In cyber security, it’s the unknown unknowns that are most likely to trip up an enterprise.
Life insurance business TAL needed a modern security solution aligned to its business and technology strategies. Microsoft Sentinel promised enhanced visibility, a rapid deployment thanks to native connectivity, as well as inbuilt analytics to help detect threats rapidly, providing opportunity for proactive defence and rapid response.
Around 4.5 million Australians trust TAL to do the best by them and their families – the company paid around $2.7 billion in claims last year. They also trust that the data they provide to TAL will be properly protected and preserved.
With a cloud-first approach to digital modernisation, TAL has now deployed a broad array of Microsoft Azure based solutions across the business.
To protect those systems and the all-important customer data, it has also rolled out security solutions Microsoft Sentinel, Microsoft Defender and Intune.
Dr Venkat Balakrishnan is TAL’s Chief Information Security Officer and wants to make cyber security a differentiator for the business, and is taking an engineering approach to the challenge by working with partners and technology leaders to rapidly deploy proven security solutions and approaches.
At TAL that meant Balakrishnan and his team working with Microsoft to deploy Microsoft Sentinel, becoming one of the first Australian enterprises to do so.
The partnership also helps TAL grow its own expertise in cyber security that it can then share with its financial services partners – for example the superannuation providers, who use TAL life insurance products as part of their package to their clients.
Balakrishnan envisages sharing insights with those organisations sharing security artefacts, running workshops and supporting TAL’s network of partners with their own cyber security endeavours.
Instant threat insight
At the heart of TAL’s cyber security modernisation is Microsoft Sentinel, Microsoft’s industry-first cloud-based security information and event management (SIEM) platform that provides instant insights about threats.
The native integration with all the other Microsoft platforms in use at TAL made it a natural contender according to Balakrishnan. Having worked as a security consultant prior to joining TAL, he was well aware of the value of having an automated security platform, which would surface cyber threats without manual intervention and automatically generate analytics.

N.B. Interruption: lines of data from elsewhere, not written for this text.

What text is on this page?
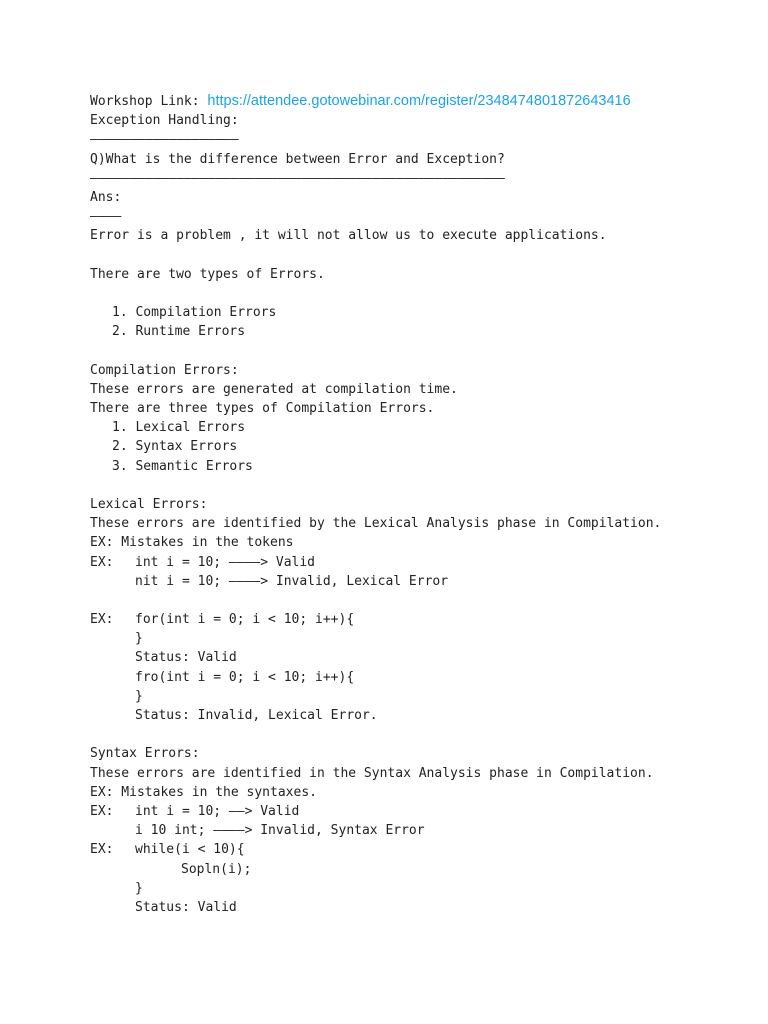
Workshop Link: https://attendee.gotowebinar.com/register/2348474801872643416
Exception Handling:
———————————————————
Q)What is the difference between Error and Exception?
—————————————————————————————————————————————————————
Ans:
————
Error is a problem , it will not allow us to execute applications.
There are two types of Errors.
1. Compilation Errors
2. Runtime Errors
Compilation Errors:
These errors are generated at compilation time.
There are three types of Compilation Errors.
1. Lexical Errors
2. Syntax Errors
3. Semantic Errors
Lexical Errors:
These errors are identified by the Lexical Analysis phase in Compilation.
EX: Mistakes in the tokens
EX:	int i = 10; ————> Valid
nit i = 10; ————> Invalid, Lexical Error
EX:	for(int i = 0; i < 10; i++){
}
Status: Valid
fro(int i = 0; i < 10; i++){
}
Status: Invalid, Lexical Error.
Syntax Errors:
These errors are identified in the Syntax Analysis phase in Compilation.
EX: Mistakes in the syntaxes.
EX:	int i = 10; ——> Valid
i 10 int; ————> Invalid, Syntax Error
EX:	while(i < 10){
Sopln(i);
}
Status: Valid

Microsoft Sentinel, he says, provided a comprehensive range of services, meaning that it would not be necessary to stitch together and manage multiple different systems – Sentinel provides a one-stop-shop.
It also delivered security insight much faster – and was far more comprehensive. Balakrishnan says TAL now has 50-60 times more insights than were previously available.
Also; “We used to find one high-alert once in a while, but now we are looking at one every day. That’s how the landscape has shifted. And the beauty is it used to be highly manual before, but not with Sentinel,” he says much more security monitoring and remediation can be automated. Sentinel has supported his team to roll-out several security guardrails as a proactive measure, and to be on the front foot.
Having visibility of all the threats that TAL faced delivered much more peace of mind to the business, and is also useful as a demonstration to regulators that the firm is doing everything in its power to protect customer data.
Balakrishnan notes that without the rapid alerts from Sentinel, threats could have been overlooked, and, left unchecked, may have turned into significant security incidents. With a relatively lean team of cyber security professionals, he says;
End points secured
To augment its security further TAL has deployed Intune to simplify and improve end point device management. That has streamlined security by replacing a series of point solutions with the integrated Intune capability. “Now the device management is completely done by Intune,” says Balakrishnan.
Those devices are further protected using Microsoft Defender which integrates with Microsoft Sentinel to close the loop on protection and oversight.
While Balakrishnan acknowledges the capability of Microsoft’s security suite, he notes that keeping pace with Microsoft’s pace of security innovation can be a challenge for corporates which are used to a statelier pace of change.
He is however pleased at the progress that TAL has made to lift its overall security posture.
“Industry need to accelerate the adoption of identity-centric security, and then overlay various contexts, such as, user behaviours, location and other metadata to perform adaptive access management and to position against sophisticated attack, because we know that happens.”
Balakrishnan acknowledges that as CISO for a major corporation he inevitably is “intensely paranoid” about protecting systems and data. However, by deploying state of the art integrated security solutions, TAL’s overall security posture continues to improve by leaps and bounds.